Desde la perspectiva del origen, gran parte de las actividades económicas exhibieron cifras positivas. Las principales contribuciones al crecimiento del producto interno bruto (PIB) se registraron en el comercio, los servicios personales, la industria manufacturera y los servicios empresariales. En contraste, la minería y EGA presentaron caídas.
En términos desestacionalizados, el PIB anotó una aceleración en el último trimestre del año, la que fue incidida, principalmente, por el comercio.
Desde la perspectiva del gasto, el crecimiento del PIB se sustentó en la demanda interna, la que reflejó mayor inversión y consumo.
El consumo de los hogares se expandió 2,7%, con alzas en todos sus componentes. La principal contribución se observó en el consumo de bienes no durables, donde destacaron las compras de vestuario y alimentos. Le siguió en importancia el gasto en servicios, en particular el relativo a salud y a restaurantes y hoteles. En tanto, en el consumo de bienes durables se registraron mayores compras de productos tecnológicos.
El consumo de gobierno, por su parte, creció 3,0% como consecuencia de un mayor gasto en salud pública.
La inversión aumentó 8,9% reflejando, principalmente, el desempeño de la formación bruta de capital fijo (FBCF).

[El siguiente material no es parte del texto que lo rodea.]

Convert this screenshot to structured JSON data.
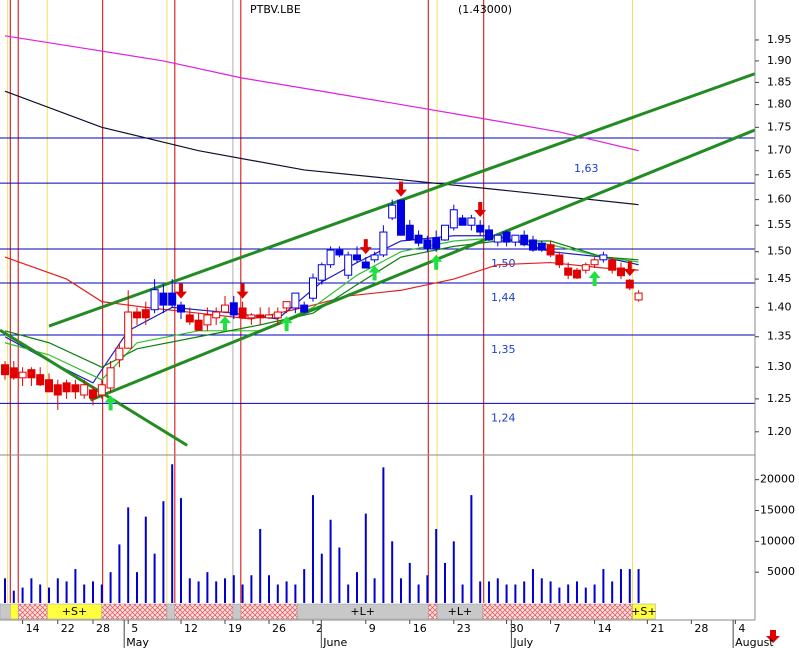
{
  "chart_data": {
    "type": "candlestick",
    "title": "PTBV.LBE",
    "subtitle": "(1.43000)",
    "xlim": [
      -0.568,
      85.23
    ],
    "xticks": [
      {
        "value": 2,
        "label": "14"
      },
      {
        "value": 6,
        "label": "22"
      },
      {
        "value": 10,
        "label": "28"
      },
      {
        "value": 14,
        "label": "5"
      },
      {
        "value": 20,
        "label": "12"
      },
      {
        "value": 25,
        "label": "19"
      },
      {
        "value": 30,
        "label": "26"
      },
      {
        "value": 35,
        "label": "2"
      },
      {
        "value": 41,
        "label": "9"
      },
      {
        "value": 46,
        "label": "16"
      },
      {
        "value": 51,
        "label": "23"
      },
      {
        "value": 57,
        "label": "30"
      },
      {
        "value": 62,
        "label": "7"
      },
      {
        "value": 67,
        "label": "14"
      },
      {
        "value": 73,
        "label": "21"
      },
      {
        "value": 78,
        "label": "28"
      },
      {
        "value": 83,
        "label": "4"
      }
    ],
    "month_ticks": [
      {
        "value": 14,
        "label": "May"
      },
      {
        "value": 36.4,
        "label": "June"
      },
      {
        "value": 58,
        "label": "July"
      },
      {
        "value": 83.2,
        "label": "August"
      }
    ],
    "ylim": [
      1.166,
      2.049
    ],
    "log_scale": true,
    "yticks": [
      1.95,
      {
        "value": 1.9,
        "label": "1.90"
      },
      1.85,
      {
        "value": 1.8,
        "label": "1.80"
      },
      1.75,
      {
        "value": 1.7,
        "label": "1.70"
      },
      1.65,
      {
        "value": 1.6,
        "label": "1.60"
      },
      1.55,
      {
        "value": 1.5,
        "label": "1.50"
      },
      1.45,
      {
        "value": 1.4,
        "label": "1.40"
      },
      1.35,
      {
        "value": 1.3,
        "label": "1.30"
      },
      1.25,
      {
        "value": 1.2,
        "label": "1.20"
      }
    ],
    "open": [
      1.304,
      1.299,
      1.283,
      1.296,
      1.288,
      1.28,
      1.272,
      1.275,
      1.272,
      1.256,
      1.264,
      1.256,
      1.267,
      1.312,
      1.331,
      1.392,
      1.396,
      1.396,
      1.425,
      1.425,
      1.404,
      1.387,
      1.378,
      1.37,
      1.382,
      1.392,
      1.408,
      1.399,
      1.382,
      1.387,
      1.382,
      1.382,
      1.399,
      1.399,
      1.404,
      1.416,
      1.448,
      1.476,
      1.503,
      1.457,
      1.494,
      1.481,
      1.485,
      1.494,
      1.564,
      1.599,
      1.55,
      1.531,
      1.522,
      1.526,
      1.522,
      1.545,
      1.564,
      1.55,
      1.55,
      1.541,
      1.518,
      1.537,
      1.518,
      1.531,
      1.522,
      1.516,
      1.513,
      1.494,
      1.47,
      1.466,
      1.466,
      1.476,
      1.485,
      1.485,
      1.47,
      1.448,
      1.413
    ],
    "high": [
      1.31,
      1.31,
      1.3,
      1.3,
      1.3,
      1.29,
      1.28,
      1.28,
      1.28,
      1.28,
      1.27,
      1.28,
      1.31,
      1.34,
      1.43,
      1.4,
      1.41,
      1.45,
      1.44,
      1.45,
      1.41,
      1.4,
      1.39,
      1.4,
      1.4,
      1.42,
      1.42,
      1.41,
      1.39,
      1.4,
      1.4,
      1.4,
      1.41,
      1.42,
      1.41,
      1.46,
      1.48,
      1.51,
      1.51,
      1.5,
      1.51,
      1.49,
      1.5,
      1.55,
      1.6,
      1.6,
      1.56,
      1.54,
      1.53,
      1.54,
      1.55,
      1.59,
      1.57,
      1.57,
      1.56,
      1.55,
      1.53,
      1.54,
      1.53,
      1.54,
      1.53,
      1.52,
      1.52,
      1.5,
      1.48,
      1.47,
      1.48,
      1.49,
      1.5,
      1.49,
      1.48,
      1.45,
      1.43
    ],
    "low": [
      1.28,
      1.28,
      1.27,
      1.27,
      1.27,
      1.26,
      1.233,
      1.25,
      1.25,
      1.25,
      1.24,
      1.25,
      1.26,
      1.3,
      1.33,
      1.37,
      1.37,
      1.39,
      1.39,
      1.4,
      1.38,
      1.37,
      1.36,
      1.36,
      1.37,
      1.39,
      1.38,
      1.38,
      1.37,
      1.37,
      1.38,
      1.37,
      1.39,
      1.39,
      1.39,
      1.41,
      1.44,
      1.47,
      1.49,
      1.45,
      1.48,
      1.47,
      1.48,
      1.49,
      1.56,
      1.53,
      1.52,
      1.51,
      1.5,
      1.5,
      1.52,
      1.54,
      1.55,
      1.54,
      1.53,
      1.52,
      1.51,
      1.51,
      1.51,
      1.51,
      1.5,
      1.5,
      1.49,
      1.47,
      1.45,
      1.45,
      1.46,
      1.47,
      1.48,
      1.46,
      1.45,
      1.43,
      1.41
    ],
    "close": [
      1.288,
      1.283,
      1.292,
      1.283,
      1.272,
      1.261,
      1.256,
      1.261,
      1.261,
      1.272,
      1.251,
      1.272,
      1.299,
      1.331,
      1.392,
      1.382,
      1.382,
      1.431,
      1.404,
      1.404,
      1.392,
      1.375,
      1.361,
      1.387,
      1.392,
      1.404,
      1.387,
      1.382,
      1.387,
      1.382,
      1.387,
      1.392,
      1.41,
      1.425,
      1.392,
      1.452,
      1.476,
      1.503,
      1.494,
      1.494,
      1.485,
      1.47,
      1.494,
      1.537,
      1.589,
      1.531,
      1.522,
      1.516,
      1.507,
      1.507,
      1.55,
      1.58,
      1.55,
      1.564,
      1.537,
      1.522,
      1.531,
      1.518,
      1.531,
      1.513,
      1.503,
      1.503,
      1.494,
      1.476,
      1.457,
      1.452,
      1.476,
      1.485,
      1.494,
      1.466,
      1.456,
      1.434,
      1.425
    ],
    "candle_colors": [
      "#e00000",
      "#e00000",
      "#e00000",
      "#e00000",
      "#e00000",
      "#e00000",
      "#e00000",
      "#e00000",
      "#e00000",
      "#e00000",
      "#e00000",
      "#e00000",
      "#e00000",
      "#e00000",
      "#e00000",
      "#e00000",
      "#e00000",
      "#0000e0",
      "#0000e0",
      "#0000e0",
      "#0000e0",
      "#e00000",
      "#e00000",
      "#e00000",
      "#e00000",
      "#e00000",
      "#0000e0",
      "#e00000",
      "#e00000",
      "#e00000",
      "#e00000",
      "#e00000",
      "#e00000",
      "#0000e0",
      "#0000e0",
      "#0000e0",
      "#0000e0",
      "#0000e0",
      "#0000e0",
      "#0000e0",
      "#0000e0",
      "#0000e0",
      "#0000e0",
      "#0000e0",
      "#0000e0",
      "#0000e0",
      "#0000e0",
      "#0000e0",
      "#0000e0",
      "#0000e0",
      "#0000e0",
      "#0000e0",
      "#0000e0",
      "#0000e0",
      "#0000e0",
      "#0000e0",
      "#0000e0",
      "#0000e0",
      "#0000e0",
      "#0000e0",
      "#0000e0",
      "#0000e0",
      "#e00000",
      "#e00000",
      "#e00000",
      "#e00000",
      "#e00000",
      "#e00000",
      "#0000e0",
      "#e00000",
      "#e00000",
      "#e00000",
      "#e00000"
    ],
    "volume": {
      "color": "#0000cc",
      "ylim": [
        0,
        24000
      ],
      "yticks": [
        5000,
        10000,
        15000,
        20000
      ],
      "values": [
        4000,
        2000,
        2500,
        4000,
        3000,
        2500,
        4000,
        3500,
        5500,
        3000,
        3500,
        3000,
        5000,
        9500,
        15500,
        5000,
        14000,
        8000,
        16500,
        22500,
        17000,
        4000,
        3500,
        5000,
        3500,
        4000,
        4500,
        3000,
        4500,
        12000,
        4500,
        3000,
        3500,
        3000,
        5500,
        17500,
        8000,
        13500,
        9000,
        3000,
        5000,
        14500,
        4000,
        22000,
        10000,
        4000,
        6500,
        3000,
        4500,
        12000,
        6500,
        10000,
        3000,
        17500,
        3500,
        3500,
        4000,
        3000,
        3000,
        3500,
        5500,
        4000,
        3500,
        2500,
        3000,
        3500,
        2500,
        3000,
        5500,
        3500,
        5500,
        5500,
        5500
      ]
    },
    "series": [
      {
        "color": "#e020e0",
        "x": [
          0,
          9,
          18,
          27,
          36,
          45,
          54,
          63,
          72
        ],
        "values": [
          1.96,
          1.93,
          1.9,
          1.86,
          1.83,
          1.8,
          1.77,
          1.74,
          1.7
        ]
      },
      {
        "color": "#101030",
        "x": [
          0,
          11,
          22,
          34,
          45,
          56,
          72
        ],
        "values": [
          1.83,
          1.75,
          1.7,
          1.66,
          1.64,
          1.62,
          1.59
        ]
      },
      {
        "color": "#e02020",
        "x": [
          0,
          7,
          11,
          16,
          22,
          28,
          34,
          39,
          45,
          51,
          56,
          62,
          68,
          72
        ],
        "values": [
          1.49,
          1.45,
          1.41,
          1.4,
          1.39,
          1.38,
          1.4,
          1.42,
          1.43,
          1.45,
          1.476,
          1.48,
          1.47,
          1.466
        ]
      },
      {
        "color": "#2020c0",
        "x": [
          0,
          5,
          10,
          14,
          19,
          26,
          31,
          36,
          40,
          45,
          51,
          56,
          62,
          68,
          72
        ],
        "values": [
          1.35,
          1.31,
          1.275,
          1.36,
          1.4,
          1.39,
          1.38,
          1.445,
          1.48,
          1.52,
          1.53,
          1.53,
          1.5,
          1.49,
          1.476
        ]
      },
      {
        "color": "#30c030",
        "x": [
          0,
          5,
          11,
          15,
          22,
          29,
          35,
          40,
          45,
          51,
          56,
          62,
          68,
          72
        ],
        "values": [
          1.34,
          1.32,
          1.28,
          1.34,
          1.36,
          1.36,
          1.4,
          1.457,
          1.5,
          1.52,
          1.526,
          1.513,
          1.49,
          1.481
        ]
      },
      {
        "color": "#108010",
        "x": [
          0,
          5,
          11,
          15,
          22,
          29,
          35,
          40,
          45,
          51,
          56,
          62,
          68,
          72
        ],
        "values": [
          1.36,
          1.34,
          1.3,
          1.33,
          1.35,
          1.37,
          1.39,
          1.44,
          1.49,
          1.51,
          1.52,
          1.52,
          1.49,
          1.485
        ]
      }
    ],
    "trendline_color": "#228b22",
    "trendlines": [
      {
        "x": [
          5,
          85.2
        ],
        "values": [
          1.368,
          1.87
        ]
      },
      {
        "x": [
          9.7,
          85.2
        ],
        "values": [
          1.248,
          1.744
        ]
      },
      {
        "x": [
          -0.568,
          20.7
        ],
        "values": [
          1.361,
          1.18
        ]
      }
    ],
    "level_color": "#0000c0",
    "levels": [
      1.727,
      {
        "value": 1.633,
        "label": "1,63"
      },
      {
        "value": 1.505,
        "label": "1,50"
      },
      {
        "value": 1.443,
        "label": "1,44"
      },
      {
        "value": 1.353,
        "label": "1,35"
      },
      {
        "value": 1.243,
        "label": "1,24"
      }
    ],
    "vlines": [
      {
        "color": "#d00000",
        "x": [
          0.6,
          1.5,
          11.1,
          19.3,
          26.8,
          48.1,
          54.4
        ]
      },
      {
        "color": "#f0e060",
        "x": [
          0.3,
          4.8,
          18.4,
          49.1,
          71.3
        ]
      },
      {
        "color": "#b0b0b0",
        "x": [
          25.9
        ]
      }
    ],
    "sell_arrows": {
      "color": "#e00000",
      "x": [
        20,
        27,
        41,
        45,
        54,
        71
      ]
    },
    "buy_arrows": {
      "color": "#20e040",
      "x": [
        12,
        25,
        32,
        42,
        49,
        67
      ]
    },
    "strip": [
      {
        "x": [
          -0.568,
          0.6
        ],
        "color": "#c8c8c8"
      },
      {
        "x": [
          0.6,
          1.5
        ],
        "color": "#ffff40"
      },
      {
        "x": [
          1.5,
          4.8
        ],
        "color": "#ffe0e0",
        "pattern": "cross"
      },
      {
        "x": [
          4.8,
          11
        ],
        "color": "#ffff40",
        "label": "+S+"
      },
      {
        "x": [
          11,
          18.4
        ],
        "color": "#ffe0e0",
        "pattern": "cross"
      },
      {
        "x": [
          18.4,
          19.3
        ],
        "color": "#c8c8c8"
      },
      {
        "x": [
          19.3,
          25.9
        ],
        "color": "#ffe0e0",
        "pattern": "cross"
      },
      {
        "x": [
          25.9,
          26.8
        ],
        "color": "#c8c8c8"
      },
      {
        "x": [
          26.8,
          33.2
        ],
        "color": "#ffe0e0",
        "pattern": "cross"
      },
      {
        "x": [
          33.2,
          48.1
        ],
        "color": "#c8c8c8",
        "label": "+L+"
      },
      {
        "x": [
          48.1,
          49.1
        ],
        "color": "#ffe0e0",
        "pattern": "cross"
      },
      {
        "x": [
          49.1,
          54.3
        ],
        "color": "#c8c8c8",
        "label": "+L+"
      },
      {
        "x": [
          54.3,
          71.3
        ],
        "color": "#ffe0e0",
        "pattern": "cross"
      },
      {
        "x": [
          71.3,
          73.9
        ],
        "color": "#ffff40",
        "label": "+S+"
      }
    ]
  }
}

En efecto, esta última creció 7,0% debido a mayores compras de equipos eléctricos y electrónicos y de transporte –camiones y buses–. En menor medida, el componente de construcción y otras obras también aportó al resultado, en particular el asociado a obras de ingeniería. Adicionalmente, el período registró una menor desacumulación de existencias, las que alcanzaron un ratio anual de -0,1 del PIB.

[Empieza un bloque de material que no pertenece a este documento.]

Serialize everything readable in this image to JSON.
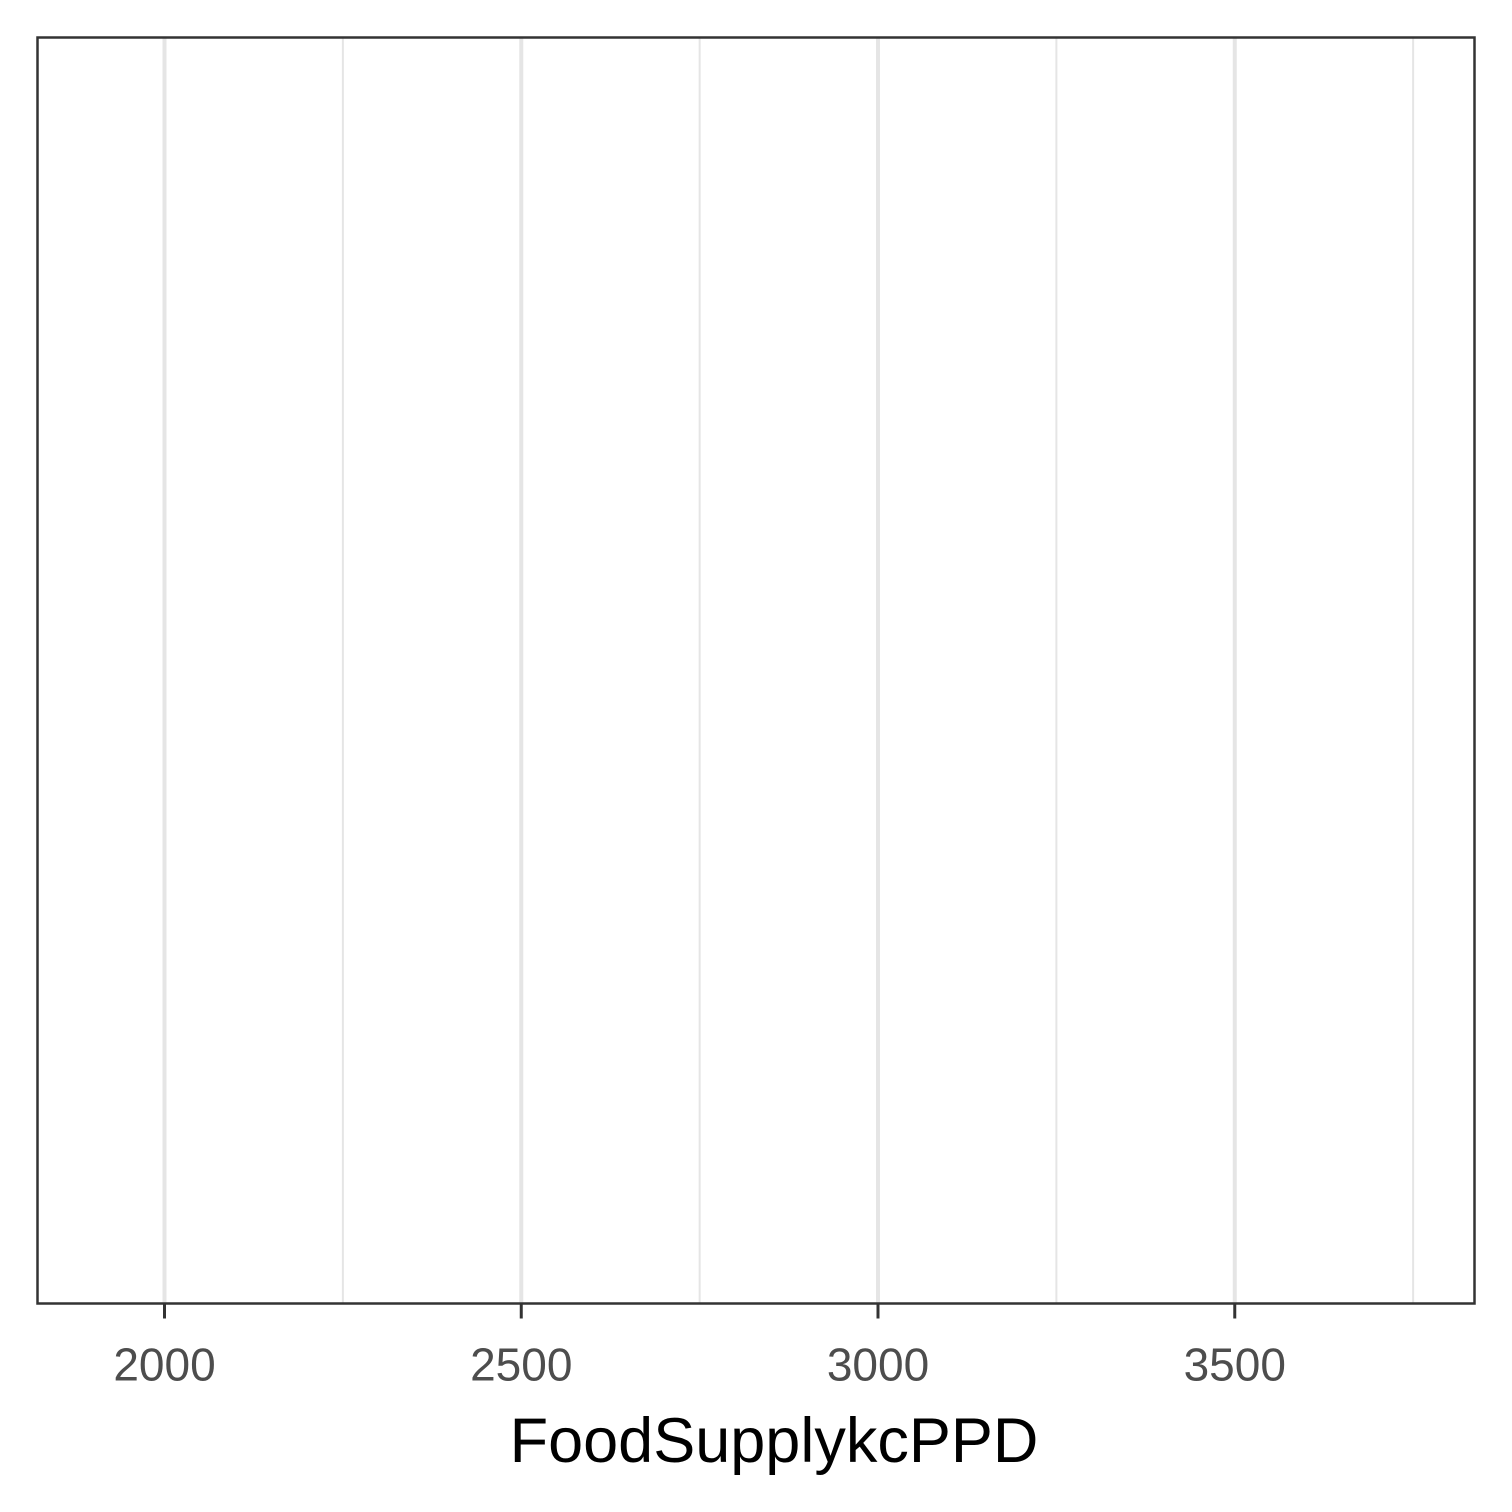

Respecto del comercio exterior, tanto las exportaciones como las importaciones de bienes y servicios aumentaron, con un efecto neto negativo en la actividad económica.
Las exportaciones crecieron 4,6% impulsadas, en gran parte, por los envíos de fruta –cerezas y frutos secos–, oro y alimentos. Las exportaciones de servicios también aumentaron, resaltando el gasto en turismo. En tanto, las importaciones aumentaron 10,5%, en línea con mayores internaciones de maquinaria y equipos, en particular de aparatos eléctricos y electrónicos y de vehículos de transporte. Asimismo, las importaciones de servicios aumentaron.
Acorde a cifras con ajuste estacional, el crecimiento trimestral del PIB en el último cuarto se explicó por las exportaciones netas. En contraste, la demanda interna cayó, incidida por la variación de existencias.
El ingreso nacional bruto disponible real creció 4,0% durante el año, resultado mayor al observado en el PIB, lo que se explicó por un aumento en los términos de intercambio, efecto que fue parcialmente compensado por mayores rentas pagadas al exterior.
El ahorro bruto total ascendió a 24,1% del PIB en términos nominales, compuesto por un ahorro nacional de 22,8% del PIB y un ahorro externo de 1,2% del PIB, correspondiente al déficit en cuenta corriente de la Balanza de Pagos.
De acuerdo con la política de publicaciones y revisiones de Cuentas Nacionales, se actualizaron las cifras correspondientes a los años 2023 y 2024.
En comparación con lo publicado anteriormente, el crecimiento del PIB se revisó dos décimas al alza en ambos años, de 0,5 a 0,7% en el 2023 y de 2,6 a 2,8% en el 2024. Por su parte, la variación del PIB de 2,5% en el año 2025 se ubicó dos décimas por sobre la cifra preliminar publicada en el Imacec (2,3%). Lo anterior se explicó, principalmente, por la actualización de información básica para la elaboración de indicadores de coyuntura.